4. Customers, bait, competition

The glasses business is a discount business. The increasingly important retail chains and purchasing groups of opticians can, like other retailers, be lured with ever higher discounts so that they include a manufacturer on their shelves. At Rodenstock they bite granite with it. For him, his glasses and their features must be reason enough to sell. Last but not least, the entrepreneur ascribes to the company's technical innovations, despite the miserable market situation, having achieved around three percent growth in turnover in 2002 and profit again.

Why do you stick to low dealer discounts despite aggressive competitors?

Our branding policy enables opticians to sell our products more easily. Through advertising, through innovation, through qualitative features. That is why we can get by with discounts that are around five percentage points lower than the competition. Of course, we are also feeling the pressure and are preparing accordingly not to be able to push through any major net price increases in the next few years.

What if the global player among eyewear manufacturers, Luxottica, took over the retail chain Fielmann and banished Rodenstock from its range?

I don't want to speculate about whether Luxottica Fielmann can and will take over. But where should that hurt us? The Rodenstock brand is highly regarded wherever Fielmann operates - and even a Luxottica / Fielmann cannot do without Rodenstock. Fielmann is our largest customer for eyeglass frames, but we don't have a dangerously high market share there either - why should anything change? I don't feel threatened by such a scenario.

And what if, as has been speculated, Fielmann swallowed Rodenstock?

G√ľnther Fielmann and I had a telephone contact in December as part of the search for investors, but neither of us pursued such a scenario for fundamental reasons. Both houses are well served if they continue to pursue their trusting relationship between customer and supplier.

5. Strangers' money

The family company, founded in 1877 and run by the fourth generation of Rodenstock, is at a turning point - there are eight shareholders: a lack of capital and low profitability force the company to look for donors. The first step was the transfer of the operative business from the KG to a GmbH in mid-2002. An investment house was hired to look for partners.

Rodenstock already became a listed family company in your "Vision 2020". You recently announced that you were only looking for financial investors with no interest in the operational business. Where are we going now?
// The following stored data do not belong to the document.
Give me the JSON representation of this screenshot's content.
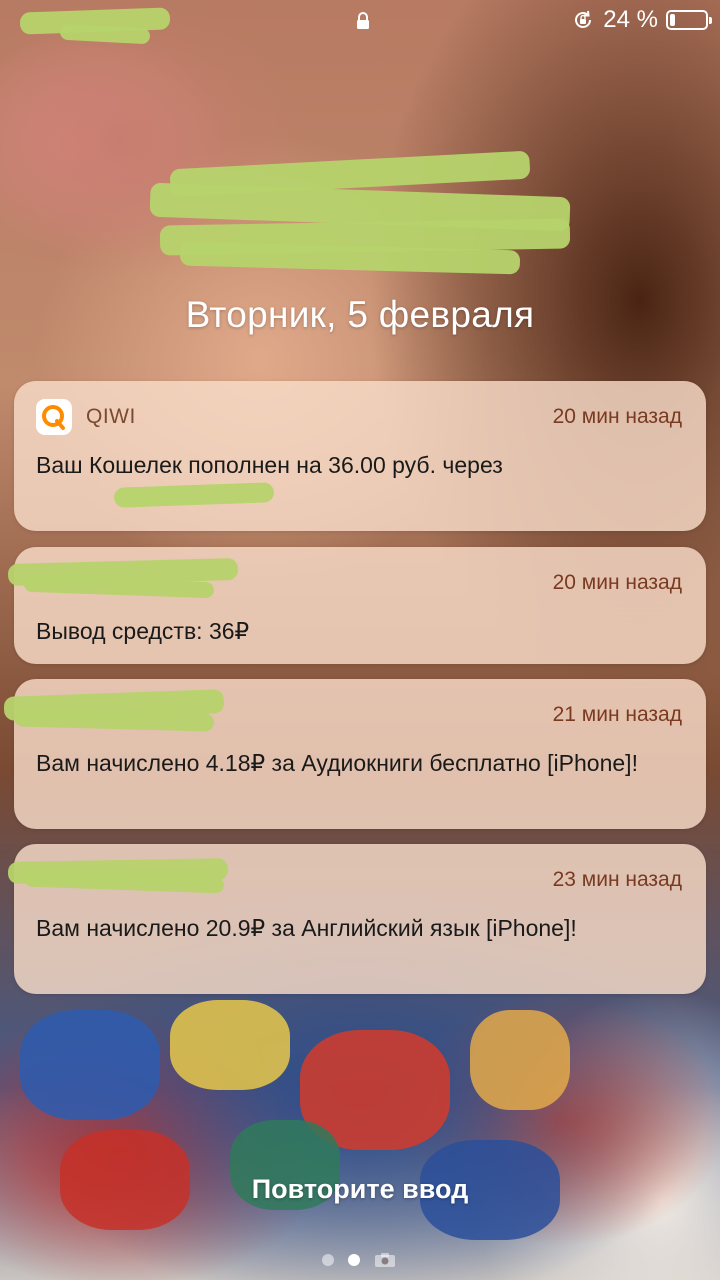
{
  "status_bar": {
    "battery_text": "24 %",
    "battery_level_percent": 24
  },
  "lock_screen": {
    "date": "Вторник, 5 февраля",
    "retry_text": "Повторите ввод"
  },
  "notifications": [
    {
      "app_name": "QIWI",
      "time": "20 мин назад",
      "body": "Ваш Кошелек пополнен на 36.00 руб. через"
    },
    {
      "app_name": "",
      "time": "20 мин назад",
      "body": "Вывод средств: 36₽"
    },
    {
      "app_name": "",
      "time": "21 мин назад",
      "body": "Вам начислено 4.18₽ за Аудиокниги бесплатно [iPhone]!"
    },
    {
      "app_name": "",
      "time": "23 мин назад",
      "body": "Вам начислено 20.9₽ за Английский язык [iPhone]!"
    }
  ],
  "colors": {
    "qiwi_accent": "#ff8c00",
    "redaction": "#b6d36b"
  },
  "icons": [
    "lock-icon",
    "rotation-lock-icon",
    "battery-icon",
    "qiwi-app-icon",
    "camera-icon"
  ]
}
Ideally still towards the stock exchange. But everyone knows that going public at the moment would be a joke. So you need an intermediate step. Our goal is a solid equity base that can create growth and make us risk-bearing. We also have to position ourselves strategically between the big players and have the strength to act independently.

But even in a more favorable stock market environment, the fact that under the pressure of quarterly figures and ad hoc announcements it is difficult to pursue a long-term restructuring course would speak against this type of capital procurement.

Our task is not restructuring, but consolidation: The reasons for the collapse in our 2001 result have largely been eliminated, or we are on the right track. As far as the improvement in earnings is concerned, 2002 was a pretty good year. Of course, there are the negative effects on the stock market due to investor pressure. But sometimes this pressure is also beneficial. The danger in a family business is always that people say: the entrepreneur cannot eat more than two schnitzel a day from his profits. The profitability expectations of the team and the family then sometimes remain a bit too modest.

They already had to coordinate the plan for a pure financial investor to enter into lengthy negotiations with the seven other family members. What should that look like with an IPO?

The vote wasn't that tough. I had feared that the commonality might dissolve in this process, but that has not turned out to be. The good thing about our long family tradition is that transition processes are well rehearsed. It was the third between my father and me. Now is the fourth. We learned how bad it is when families fall apart. And how everyone benefits when they stick together.